What I mean is that new tasks should be scheduleable during the execution of a workflow not just during its scheduling phase.
What is striking is that far from all workflow tools allow this. Many tools completely separates the execution in a workflow into two stages:
- Scheduling tasks to be run
- Executing those tasks
The case where we really needed this was for running machine learning algorithms on data sets of various data set sizes. To gain optimal models, we are first optimizing the cost parameter to our training step by running a parameter-sweep over a set of cost values.
The performance of training with different cost values is then evaluated and an optimal cost is chosen. And now comes the interesting part: We want to schedule a defined workflow with this newly selected cost value.
This is not easily possible in Luigi even with our SciLuigi extension though, since Luigi separates scheduling and execution. But also since parameters such as a cost value are initiated upon scheduling time. Thus we can not use a value resulting from a calculations to start the next task, in a SciLuigi workflow.

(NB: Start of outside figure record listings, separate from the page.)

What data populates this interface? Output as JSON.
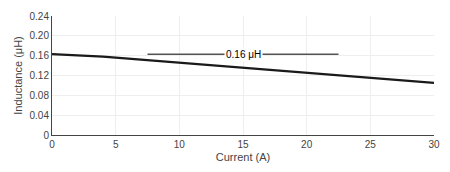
{
  "chart_data": {
    "type": "line",
    "xlabel": "Current (A)",
    "ylabel": "Inductance (μH)",
    "x": [
      0,
      1,
      2,
      3,
      4,
      5,
      6,
      7,
      8,
      9,
      10,
      11,
      12,
      13,
      14,
      15,
      16,
      17,
      18,
      19,
      20,
      21,
      22,
      23,
      24,
      25,
      26,
      27,
      28,
      29,
      30
    ],
    "values": [
      0.163,
      0.162,
      0.161,
      0.16,
      0.158,
      0.156,
      0.154,
      0.152,
      0.15,
      0.148,
      0.146,
      0.144,
      0.142,
      0.14,
      0.138,
      0.136,
      0.133,
      0.131,
      0.129,
      0.127,
      0.125,
      0.123,
      0.121,
      0.119,
      0.117,
      0.115,
      0.113,
      0.111,
      0.109,
      0.107,
      0.105
    ],
    "color": "#1a1a1a",
    "xlim": [
      0,
      30
    ],
    "ylim": [
      0,
      0.24
    ],
    "xticks": [
      0,
      5,
      10,
      15,
      20,
      25,
      30
    ],
    "yticks": [
      0,
      0.04,
      0.08,
      0.12,
      0.16,
      {
        "value": 0.2,
        "label": "0.20"
      },
      0.24
    ],
    "grid": true,
    "annotations": [
      {
        "text": "0.16 μH",
        "x": 15,
        "y": 0.163,
        "line": [
          7.5,
          22.5
        ]
      }
    ]
  }
}
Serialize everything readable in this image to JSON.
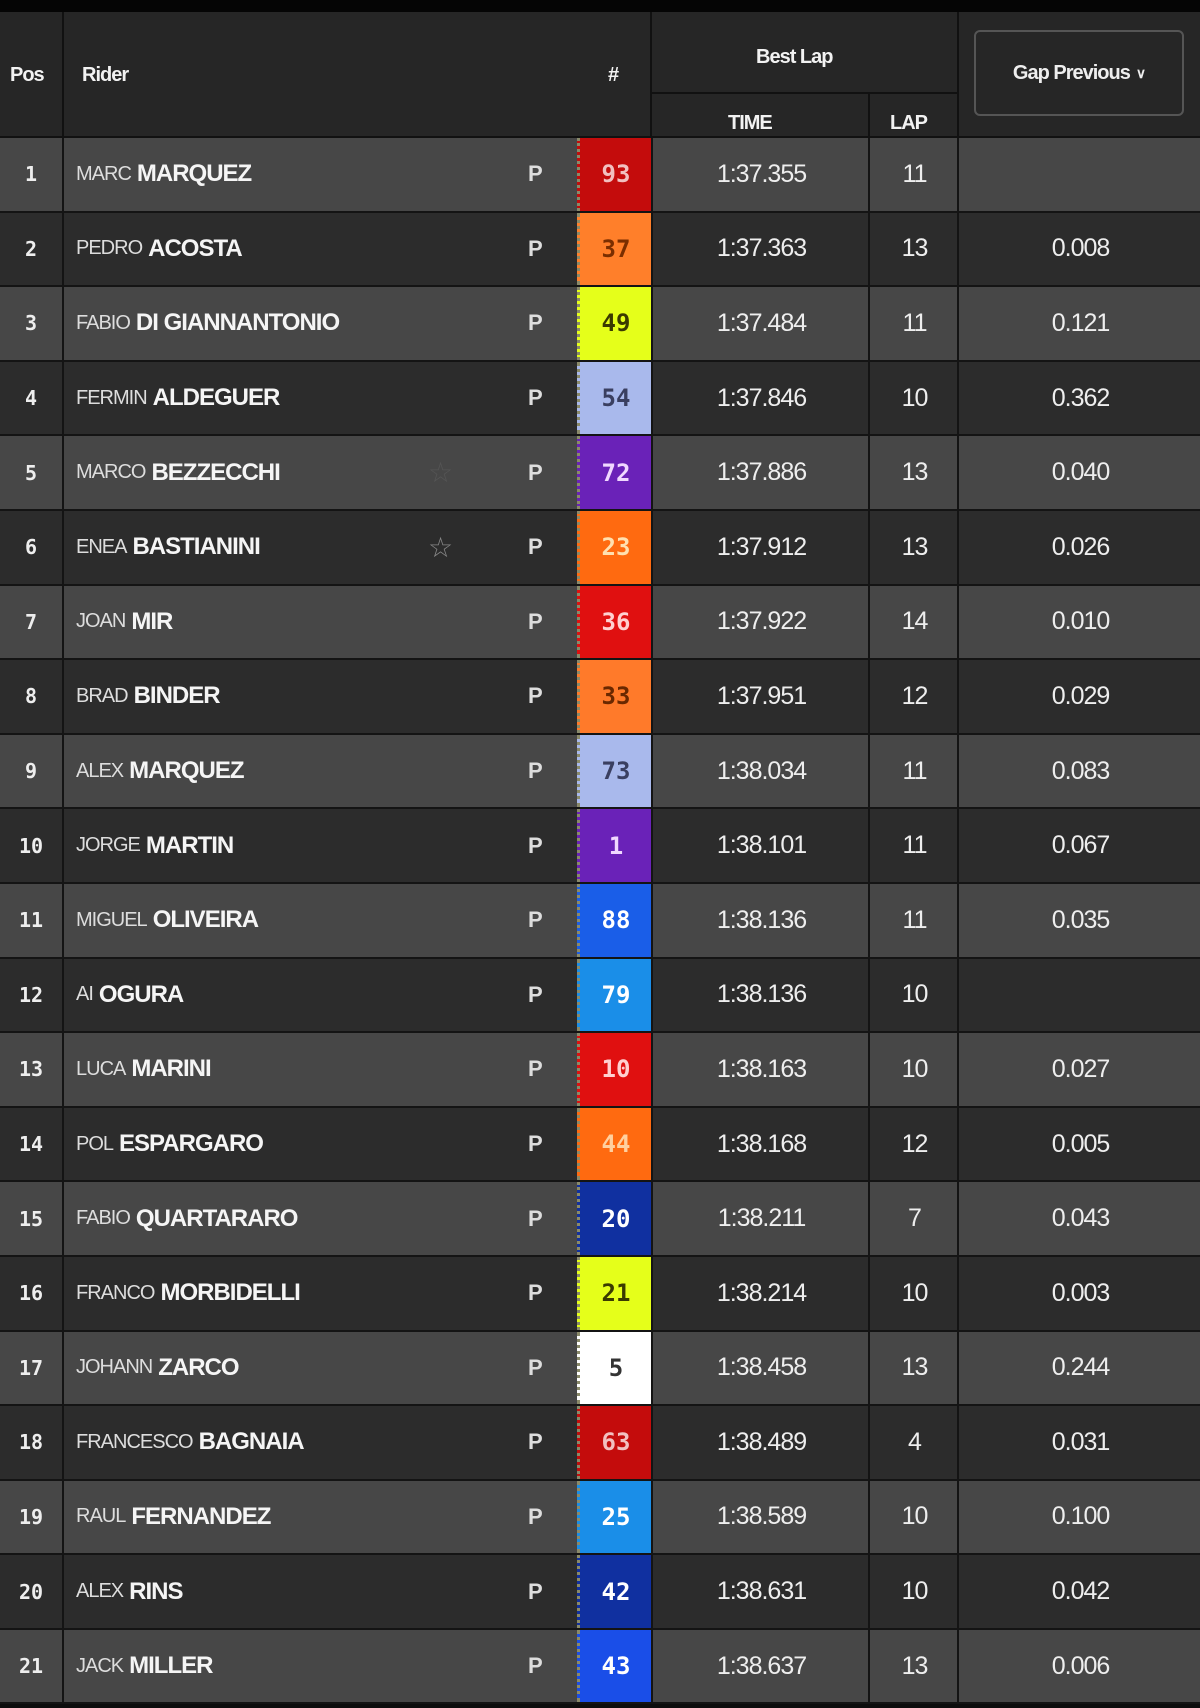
{
  "header": {
    "pos": "Pos",
    "rider": "Rider",
    "number": "#",
    "best_lap": "Best Lap",
    "time": "TIME",
    "lap": "LAP",
    "gap_dropdown": "Gap Previous",
    "gap_dropdown_icon": "chevron-down-icon"
  },
  "rows": [
    {
      "pos": "1",
      "first": "MARC",
      "last": "MARQUEZ",
      "num": "93",
      "color": "#c40c0c",
      "text": "#f2c0c0",
      "time": "1:37.355",
      "lap": "11",
      "gap": ""
    },
    {
      "pos": "2",
      "first": "PEDRO",
      "last": "ACOSTA",
      "num": "37",
      "color": "#ff7f2a",
      "text": "#7a2e00",
      "time": "1:37.363",
      "lap": "13",
      "gap": "0.008"
    },
    {
      "pos": "3",
      "first": "FABIO",
      "last": "DI GIANNANTONIO",
      "num": "49",
      "color": "#e5ff1a",
      "text": "#3a3a00",
      "time": "1:37.484",
      "lap": "11",
      "gap": "0.121"
    },
    {
      "pos": "4",
      "first": "FERMIN",
      "last": "ALDEGUER",
      "num": "54",
      "color": "#a9b9ec",
      "text": "#3a3f60",
      "time": "1:37.846",
      "lap": "10",
      "gap": "0.362"
    },
    {
      "pos": "5",
      "first": "MARCO",
      "last": "BEZZECCHI",
      "num": "72",
      "color": "#6a22b8",
      "text": "#f0d8ff",
      "time": "1:37.886",
      "lap": "13",
      "gap": "0.040",
      "star": true,
      "star_faint": true
    },
    {
      "pos": "6",
      "first": "ENEA",
      "last": "BASTIANINI",
      "num": "23",
      "color": "#ff6a10",
      "text": "#ffe0b0",
      "time": "1:37.912",
      "lap": "13",
      "gap": "0.026",
      "star": true
    },
    {
      "pos": "7",
      "first": "JOAN",
      "last": "MIR",
      "num": "36",
      "color": "#e01010",
      "text": "#ffd0d0",
      "time": "1:37.922",
      "lap": "14",
      "gap": "0.010"
    },
    {
      "pos": "8",
      "first": "BRAD",
      "last": "BINDER",
      "num": "33",
      "color": "#ff7a2a",
      "text": "#6a2800",
      "time": "1:37.951",
      "lap": "12",
      "gap": "0.029"
    },
    {
      "pos": "9",
      "first": "ALEX",
      "last": "MARQUEZ",
      "num": "73",
      "color": "#a9b9ec",
      "text": "#3a3f60",
      "time": "1:38.034",
      "lap": "11",
      "gap": "0.083"
    },
    {
      "pos": "10",
      "first": "JORGE",
      "last": "MARTIN",
      "num": "1",
      "color": "#6a22b8",
      "text": "#f0d8ff",
      "time": "1:38.101",
      "lap": "11",
      "gap": "0.067"
    },
    {
      "pos": "11",
      "first": "MIGUEL",
      "last": "OLIVEIRA",
      "num": "88",
      "color": "#1a5ee8",
      "text": "#ffffff",
      "time": "1:38.136",
      "lap": "11",
      "gap": "0.035"
    },
    {
      "pos": "12",
      "first": "AI",
      "last": "OGURA",
      "num": "79",
      "color": "#1a8ee8",
      "text": "#ffffff",
      "time": "1:38.136",
      "lap": "10",
      "gap": ""
    },
    {
      "pos": "13",
      "first": "LUCA",
      "last": "MARINI",
      "num": "10",
      "color": "#e01010",
      "text": "#ffd0d0",
      "time": "1:38.163",
      "lap": "10",
      "gap": "0.027"
    },
    {
      "pos": "14",
      "first": "POL",
      "last": "ESPARGARO",
      "num": "44",
      "color": "#ff6a10",
      "text": "#ffd0a0",
      "time": "1:38.168",
      "lap": "12",
      "gap": "0.005"
    },
    {
      "pos": "15",
      "first": "FABIO",
      "last": "QUARTARARO",
      "num": "20",
      "color": "#1030a0",
      "text": "#ffffff",
      "time": "1:38.211",
      "lap": "7",
      "gap": "0.043"
    },
    {
      "pos": "16",
      "first": "FRANCO",
      "last": "MORBIDELLI",
      "num": "21",
      "color": "#e5ff1a",
      "text": "#3a3a00",
      "time": "1:38.214",
      "lap": "10",
      "gap": "0.003"
    },
    {
      "pos": "17",
      "first": "JOHANN",
      "last": "ZARCO",
      "num": "5",
      "color": "#ffffff",
      "text": "#333333",
      "time": "1:38.458",
      "lap": "13",
      "gap": "0.244"
    },
    {
      "pos": "18",
      "first": "FRANCESCO",
      "last": "BAGNAIA",
      "num": "63",
      "color": "#c40c0c",
      "text": "#f2c0c0",
      "time": "1:38.489",
      "lap": "4",
      "gap": "0.031"
    },
    {
      "pos": "19",
      "first": "RAUL",
      "last": "FERNANDEZ",
      "num": "25",
      "color": "#1a8ee8",
      "text": "#ffffff",
      "time": "1:38.589",
      "lap": "10",
      "gap": "0.100"
    },
    {
      "pos": "20",
      "first": "ALEX",
      "last": "RINS",
      "num": "42",
      "color": "#1030a0",
      "text": "#ffffff",
      "time": "1:38.631",
      "lap": "10",
      "gap": "0.042"
    },
    {
      "pos": "21",
      "first": "JACK",
      "last": "MILLER",
      "num": "43",
      "color": "#1a4ee8",
      "text": "#ffffff",
      "time": "1:38.637",
      "lap": "13",
      "gap": "0.006"
    }
  ]
}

Of course we found a work-around for this: We just created a task that takes the chosen cost value and executes a shell command to start a separate python process with that other part of the workflow. It works. But things are not closely integrated, we get extra overhead and the separate workflow instance will create separate logging, audit files etc.
Thus, this is something I would like to see in the next workflow system I use: Ability to schedule new tasks continuously from during execution of a workflow.
Interestingly this is a feature that comes for free in tools that adhere to the dataflow paradigm. In most dataflow tools you have independently running processes that receive messages with input data that continuously schedule new tasks as they receive messages until the system hands them a message telling them to shut down. "Dynamic scheduling" is really how dataflow systems work in other words, which I find interesting. I think the dataflow system Nextflow (Correct me if I'm wrong, Paolo! :) ) works like this. And so does my little experiment in a pure Go workflow library, which I started hacking on out of frustration with some other tools a long time ago, although that one still lacks most other popular features ;)
I just had not realized how important this feature could be, for very common use cases.